When photographer Ross McDonnell went to cover the ongoing Ukrainian crisis as a freelancer, he felt his photographs didn’t stand apart from the hundreds being produced in the region at that time.
“You are dealing with very intense circumstances and you come away from that feeling like you haven’t had [any] real connection to the people involved in these situations,” the Irish photographer tells TIME. “I wasn’t able to put my visual stamp or to escape the news cycle of what was happening there, so I wanted to go back and do something a bit more personal and be a bit more engaged.”
Although the violent turmoil in eastern Ukraine has eased, the Ukrainian Army and pro-Russian rebels continue to battle over areas in Donetsk, now the self-proclaimed independent state of Donetsk People’s Republic. As a result, people without the resources to leave the region are now living in a network of underground shelters to hide from the continuous shelling.
Many of these shelters were built during the Cold War era, when the eventuality of a nuclear fallout felt real, and when McDonnell heard about them, he saw an opportunity to reconnect with his subjects.

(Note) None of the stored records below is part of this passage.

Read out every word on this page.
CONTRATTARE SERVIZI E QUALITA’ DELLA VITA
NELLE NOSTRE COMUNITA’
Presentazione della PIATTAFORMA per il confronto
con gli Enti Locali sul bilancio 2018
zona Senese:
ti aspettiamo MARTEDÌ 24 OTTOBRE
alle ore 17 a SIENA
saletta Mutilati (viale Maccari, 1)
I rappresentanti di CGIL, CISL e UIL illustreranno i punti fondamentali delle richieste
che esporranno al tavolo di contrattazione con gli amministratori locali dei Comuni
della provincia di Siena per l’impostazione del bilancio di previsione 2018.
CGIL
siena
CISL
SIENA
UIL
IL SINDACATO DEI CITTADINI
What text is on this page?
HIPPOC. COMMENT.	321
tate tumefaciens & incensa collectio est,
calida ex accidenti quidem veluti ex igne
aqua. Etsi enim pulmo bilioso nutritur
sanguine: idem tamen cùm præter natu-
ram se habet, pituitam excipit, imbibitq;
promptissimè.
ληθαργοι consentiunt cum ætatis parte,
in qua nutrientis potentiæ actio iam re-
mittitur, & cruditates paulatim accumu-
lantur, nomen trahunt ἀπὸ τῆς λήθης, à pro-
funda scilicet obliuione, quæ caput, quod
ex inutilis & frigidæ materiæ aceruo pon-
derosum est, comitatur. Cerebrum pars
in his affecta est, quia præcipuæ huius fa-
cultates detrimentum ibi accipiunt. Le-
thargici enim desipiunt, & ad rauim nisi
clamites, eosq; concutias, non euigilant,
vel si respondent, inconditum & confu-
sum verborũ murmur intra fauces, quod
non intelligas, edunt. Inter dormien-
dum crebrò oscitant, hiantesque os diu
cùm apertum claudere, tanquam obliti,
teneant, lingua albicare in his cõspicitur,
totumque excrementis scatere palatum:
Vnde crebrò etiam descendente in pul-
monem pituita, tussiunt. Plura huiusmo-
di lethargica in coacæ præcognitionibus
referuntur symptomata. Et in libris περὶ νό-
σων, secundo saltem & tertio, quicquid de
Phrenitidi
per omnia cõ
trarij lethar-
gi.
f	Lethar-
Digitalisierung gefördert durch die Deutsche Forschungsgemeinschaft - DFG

In October, he went back to the region, and by that time, the local population had gotten used to the in-and-out swarms of journalists. McDonnell stuck around. It wasn’t until after several visits that he “started to get a sense of who the characters were, what the dynamics was among the people, what you were dealing with in the shelter,” he says. “There’s [a] kind of community but it’s a forced community. Essentially nobody wants to be there.”
“All they can focus on at the moment is [their] immediate surroundings, feeding themselves every day,” he adds. “I guess that’s what the aesthetics of this series are meant to represent – the kind of very narrow world they are surrounded by.”
McDonnell also attempted to put himself in the position of his subjects, in a space still decorated with photographs of Soviet soldiers and artilleries from the the Cold War era. “To see in these paintings of the actual instruments of war that are being used outside and to see the iconography, this Soviet past surrounding them all the time, it’s psychologically very stressful for them,” he says.
Together, these bleak images capture an atmosphere that speaks of the people’s state of mind – trapped in the present, without any idea of what the future will bring.